A orillas del río Piedra me senté
y lloré. El frío del invierno me hacía sentir las lágrimas en el rostro, que se
mezclaban con las aguas heladas que pasaban por delante de mí. En algún lugar
ese río se junta con otro, después con otro, hasta que –lejos de mis ojos y de
mi corazón– todas esas aguas se confunden con el mar.
Que mis lágrimas corran así bien
lejos, para que mi amor nunca sepa que un día lloré por él. Que mis lágrimas
corran bien lejos, así olvidaré.
Olvidaré los caminos, las
montañas y los campos de mis sueños, sueños que eran míos y que yo no conocía.
Me acuerdo de mi instante mágico,
de aquel momento en el que un “sí” o un “no” puede cambiar toda nuestra existencia.
Parece que sucedió hace tanto tiempo y, sin embargo, hace apenas una semana que
reencontré a mi amado y lo perdí.
A orillas del río Piedra escribí
esta historia.

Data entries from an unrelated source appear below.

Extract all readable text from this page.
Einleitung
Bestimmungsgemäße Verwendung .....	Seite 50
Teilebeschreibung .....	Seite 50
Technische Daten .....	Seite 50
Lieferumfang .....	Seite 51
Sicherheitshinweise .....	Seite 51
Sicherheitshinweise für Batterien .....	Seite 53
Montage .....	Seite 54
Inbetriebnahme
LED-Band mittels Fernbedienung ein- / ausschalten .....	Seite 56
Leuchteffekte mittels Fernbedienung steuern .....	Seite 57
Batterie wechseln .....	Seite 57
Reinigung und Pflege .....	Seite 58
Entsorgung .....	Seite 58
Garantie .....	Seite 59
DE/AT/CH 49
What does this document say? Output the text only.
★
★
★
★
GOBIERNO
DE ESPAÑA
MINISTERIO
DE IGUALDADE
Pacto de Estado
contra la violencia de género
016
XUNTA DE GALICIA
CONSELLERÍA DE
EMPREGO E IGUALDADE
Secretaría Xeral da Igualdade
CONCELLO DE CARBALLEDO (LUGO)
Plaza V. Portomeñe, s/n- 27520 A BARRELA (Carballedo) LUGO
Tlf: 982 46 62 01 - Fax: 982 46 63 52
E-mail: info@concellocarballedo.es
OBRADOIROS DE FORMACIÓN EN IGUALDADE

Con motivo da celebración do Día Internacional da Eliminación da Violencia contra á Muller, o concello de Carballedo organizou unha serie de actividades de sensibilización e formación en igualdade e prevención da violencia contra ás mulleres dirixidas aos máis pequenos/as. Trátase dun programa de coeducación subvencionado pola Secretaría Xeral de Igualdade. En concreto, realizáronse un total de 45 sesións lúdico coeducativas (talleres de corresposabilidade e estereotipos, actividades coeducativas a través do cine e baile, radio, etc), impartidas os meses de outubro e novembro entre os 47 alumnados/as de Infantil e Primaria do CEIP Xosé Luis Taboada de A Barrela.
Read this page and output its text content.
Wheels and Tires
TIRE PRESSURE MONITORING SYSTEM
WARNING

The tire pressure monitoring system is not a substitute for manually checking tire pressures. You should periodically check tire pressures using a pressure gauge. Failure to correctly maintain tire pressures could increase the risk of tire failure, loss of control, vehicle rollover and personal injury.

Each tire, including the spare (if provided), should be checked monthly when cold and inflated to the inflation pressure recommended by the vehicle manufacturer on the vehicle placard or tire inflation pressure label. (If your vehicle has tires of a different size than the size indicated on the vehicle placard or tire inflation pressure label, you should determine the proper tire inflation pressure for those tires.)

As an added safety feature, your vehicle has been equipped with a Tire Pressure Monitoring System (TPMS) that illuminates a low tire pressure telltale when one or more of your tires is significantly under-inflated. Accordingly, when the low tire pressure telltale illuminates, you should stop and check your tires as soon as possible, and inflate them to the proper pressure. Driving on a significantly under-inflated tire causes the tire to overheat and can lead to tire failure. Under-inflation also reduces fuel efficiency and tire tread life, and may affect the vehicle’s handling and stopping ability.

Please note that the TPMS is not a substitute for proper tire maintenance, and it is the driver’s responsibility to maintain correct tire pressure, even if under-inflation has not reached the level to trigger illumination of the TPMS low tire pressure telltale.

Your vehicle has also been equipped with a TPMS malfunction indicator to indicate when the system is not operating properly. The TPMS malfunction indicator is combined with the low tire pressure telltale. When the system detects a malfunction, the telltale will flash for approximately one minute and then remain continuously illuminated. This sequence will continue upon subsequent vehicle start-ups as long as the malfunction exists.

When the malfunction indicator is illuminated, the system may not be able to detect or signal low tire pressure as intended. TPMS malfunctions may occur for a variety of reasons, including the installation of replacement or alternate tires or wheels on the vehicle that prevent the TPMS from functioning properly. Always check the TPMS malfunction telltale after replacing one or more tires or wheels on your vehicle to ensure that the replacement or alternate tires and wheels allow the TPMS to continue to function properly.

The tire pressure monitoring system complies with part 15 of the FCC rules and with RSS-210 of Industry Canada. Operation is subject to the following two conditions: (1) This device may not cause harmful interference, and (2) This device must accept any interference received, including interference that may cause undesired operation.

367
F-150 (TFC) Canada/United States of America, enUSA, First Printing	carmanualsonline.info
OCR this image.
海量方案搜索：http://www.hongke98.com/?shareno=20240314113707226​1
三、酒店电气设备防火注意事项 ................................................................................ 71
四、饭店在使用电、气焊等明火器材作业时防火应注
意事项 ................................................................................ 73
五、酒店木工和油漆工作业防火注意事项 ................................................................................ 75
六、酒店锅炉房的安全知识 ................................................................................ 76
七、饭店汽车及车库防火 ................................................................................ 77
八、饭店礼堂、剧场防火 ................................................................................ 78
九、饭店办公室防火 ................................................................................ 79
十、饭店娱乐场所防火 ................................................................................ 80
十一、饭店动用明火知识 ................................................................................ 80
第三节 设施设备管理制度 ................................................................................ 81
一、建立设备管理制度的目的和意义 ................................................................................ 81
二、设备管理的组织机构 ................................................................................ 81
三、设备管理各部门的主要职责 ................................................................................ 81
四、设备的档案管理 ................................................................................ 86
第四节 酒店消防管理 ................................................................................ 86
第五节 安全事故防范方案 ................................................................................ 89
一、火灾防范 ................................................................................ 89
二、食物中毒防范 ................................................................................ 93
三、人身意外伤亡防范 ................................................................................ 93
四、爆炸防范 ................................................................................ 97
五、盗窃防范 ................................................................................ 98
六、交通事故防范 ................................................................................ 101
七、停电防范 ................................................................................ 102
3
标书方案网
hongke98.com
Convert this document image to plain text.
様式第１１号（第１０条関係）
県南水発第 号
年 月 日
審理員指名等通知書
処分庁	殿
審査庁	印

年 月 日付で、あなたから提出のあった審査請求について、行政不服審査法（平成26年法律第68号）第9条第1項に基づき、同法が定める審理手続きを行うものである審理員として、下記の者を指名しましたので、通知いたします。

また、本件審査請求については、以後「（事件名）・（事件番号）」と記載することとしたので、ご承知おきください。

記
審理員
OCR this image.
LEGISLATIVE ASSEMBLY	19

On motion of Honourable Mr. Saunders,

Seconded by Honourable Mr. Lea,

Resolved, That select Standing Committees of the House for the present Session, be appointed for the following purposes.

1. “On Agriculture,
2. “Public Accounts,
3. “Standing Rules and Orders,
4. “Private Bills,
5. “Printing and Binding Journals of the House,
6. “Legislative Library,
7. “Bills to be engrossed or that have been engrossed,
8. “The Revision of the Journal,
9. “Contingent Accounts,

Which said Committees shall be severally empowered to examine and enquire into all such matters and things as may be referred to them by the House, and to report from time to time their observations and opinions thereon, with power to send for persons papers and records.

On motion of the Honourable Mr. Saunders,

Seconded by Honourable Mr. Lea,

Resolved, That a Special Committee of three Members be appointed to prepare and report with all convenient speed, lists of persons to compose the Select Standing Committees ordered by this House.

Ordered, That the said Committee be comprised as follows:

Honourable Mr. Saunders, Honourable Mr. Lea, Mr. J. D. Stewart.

Las manos se me helaban, las piernas se me entumecían a causa
del frío y de la postura, y tenía que descansar continuamente.
–Procura vivir. Deja los
recuerdos para los viejos –decía él.
Quizá el amor nos hace envejecer
antes de tiempo, y nos vuelve jóvenes cuando pasa la juventud. Pero ¿cómo no
recordar aquellos momentos? Por eso escribía, para transformar la tristeza en
nostalgia, la soledad en recuerdos. Para que, cuando acabara de contarme a mí
misma esta historia, pudiese jugar con el Piedra. Así –recordando las palabras
de una santa– las aguas apagarían lo que el fuego escribió
Todas las historias de amor son
iguales.
–Fragmento.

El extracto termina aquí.